La grandezza del mangaka giapponese si riflette anche in questi aspetti

di Davide Tognon

La scorsa settimana il mondo è rimasto scosso dalla perdita di Akira Toriyama, il mangaka giapponese entrato nella leggenda per opere del calibro di Dragon Ball e Dr. Slump & Arale, scomparso il primo marzo all'età di 68 anni. L'impatto che il maestro Toriyama ha avuto sulla cultura pop è evidente a chiunque (e nei giorni scorsi abbiamo scritto due speciali a riguardo, se vi può interessare), ma il debito di gratitudine del mondo nei confronti di Toriyama risulta ancor più netto se si osservano le manifestazioni di cordoglio di questi giorni.

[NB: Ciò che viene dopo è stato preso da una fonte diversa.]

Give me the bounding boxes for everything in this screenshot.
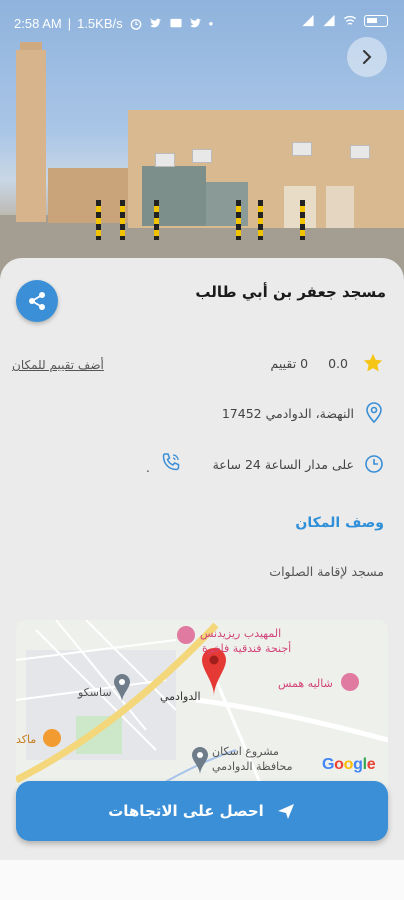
map-label-hotel: المهيدب ريزيدنس [200,627,282,640]
signal-icon [302,14,314,27]
rating-row: 0.0 0 تقييم [271,352,384,374]
twitter-icon-2 [190,17,202,28]
google-logo: Google [322,756,376,773]
chevron-right-icon [363,50,372,64]
description-text: مسجد لإقامة الصلوات [269,564,384,579]
map-label-hotel-sub: أجنحة فندقية فاخرة [202,642,292,655]
message-icon [170,18,182,28]
clock-icon [365,455,383,473]
location-icon [366,402,382,424]
status-bar: 2:58 AM | 1.5KB/s • [0,0,404,46]
back-button[interactable] [347,37,387,77]
map-label-housing: مشروع اسكان [212,745,279,758]
send-icon [277,804,294,819]
hours-row: على مدار الساعة 24 ساعة [213,454,384,474]
map-label-sasco: ساسكو [78,686,112,699]
get-directions-button[interactable]: احصل على الاتجاهات [16,781,388,841]
twitter-icon [150,17,162,28]
map-label-housing-sub: محافظة الدوادمي [212,760,293,773]
map-label-maka: ماكد [16,733,37,746]
star-icon [363,353,383,372]
description-title: وصف المكان [295,515,384,531]
alarm-icon [130,19,141,30]
details-sheet: مسجد جعفر بن أبي طالب 0.0 0 تقييم أضف تق… [0,258,404,860]
address-text: النهضة، الدوادمي 17452 [221,405,354,421]
phone-number[interactable]: . [146,461,150,475]
map-label-city: الدوادمي [160,690,201,703]
phone-icon[interactable] [160,451,182,473]
get-directions-label: احصل على الاتجاهات [108,802,264,820]
signal-icon-2 [323,14,335,27]
place-title: مسجد جعفر بن أبي طالب [195,283,386,301]
system-nav-bar [0,860,404,900]
status-speed: 1.5KB/s [77,16,123,31]
share-button[interactable] [16,280,58,322]
wifi-icon [343,15,357,25]
status-time: 2:58 AM [14,16,62,31]
address-row: النهضة، الدوادمي 17452 [222,402,384,424]
map-label-chalet: شاليه همس [278,677,333,690]
share-icon [29,292,45,310]
hours-text: على مدار الساعة 24 ساعة [212,456,354,472]
rating-value: 0.0 [328,355,348,371]
add-rating-link[interactable]: أضف تقييم للمكان [12,358,104,372]
rating-count: 0 تقييم [270,355,309,371]
battery-icon [364,14,388,27]
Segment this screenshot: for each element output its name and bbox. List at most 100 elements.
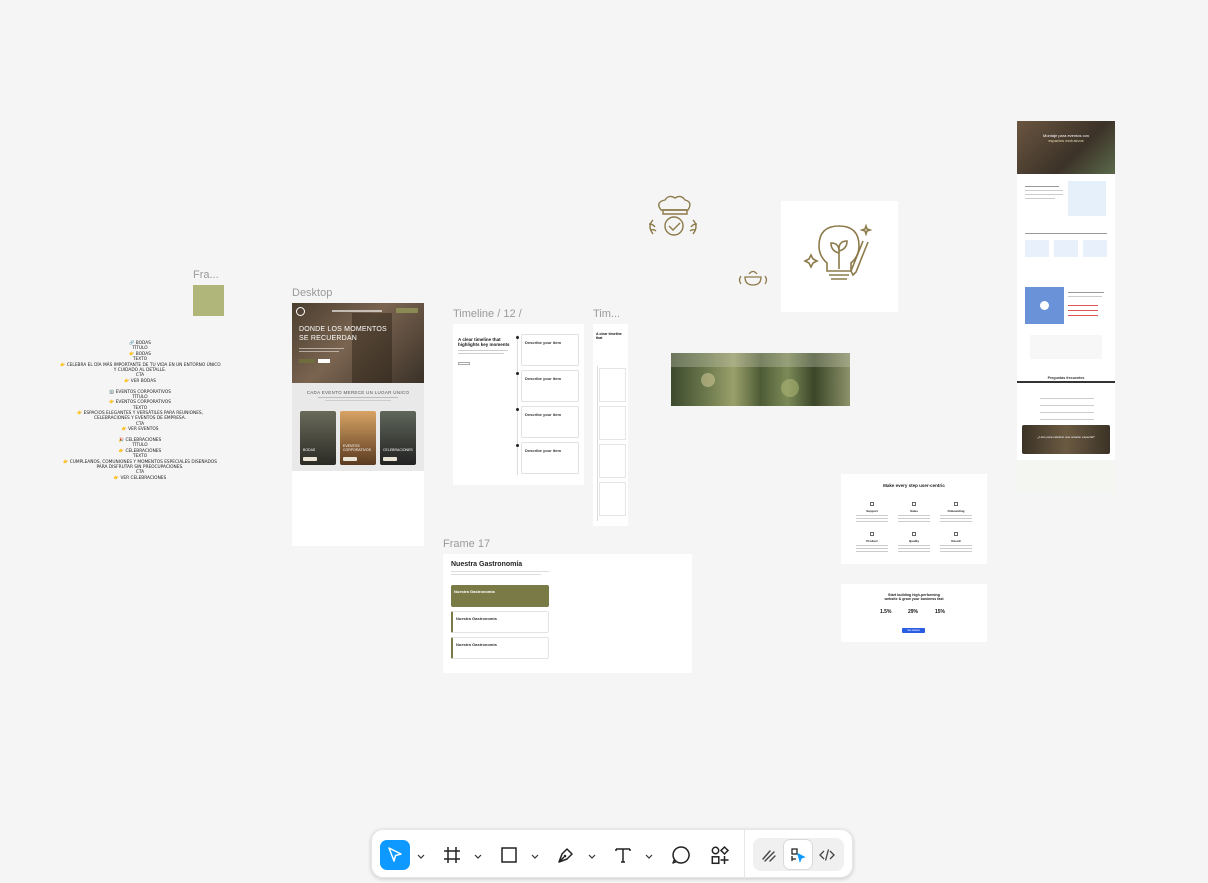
chevron-down-icon[interactable] xyxy=(530,849,540,861)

Le condoglianze della Cina a Toriyama

Fra Cina e Giappone non corre buon sangue per le ben note questioni storiche e geopolitiche, ma di fronte alla grandezza di Toriyama perfino Pechino si è unita al sentimento generale di cordoglio. Mao Ning, portavoce del Ministero degli affari esteri cinese, ha espresso le condoglianze ufficiali dello stato alla famiglia di Toriyama, le cui opere sono popolarissime in Cina (come ovunque, del resto). Mao Ning ha anche colto l'occasione per auspicare scambi culturali e amicizia fra i due popoli.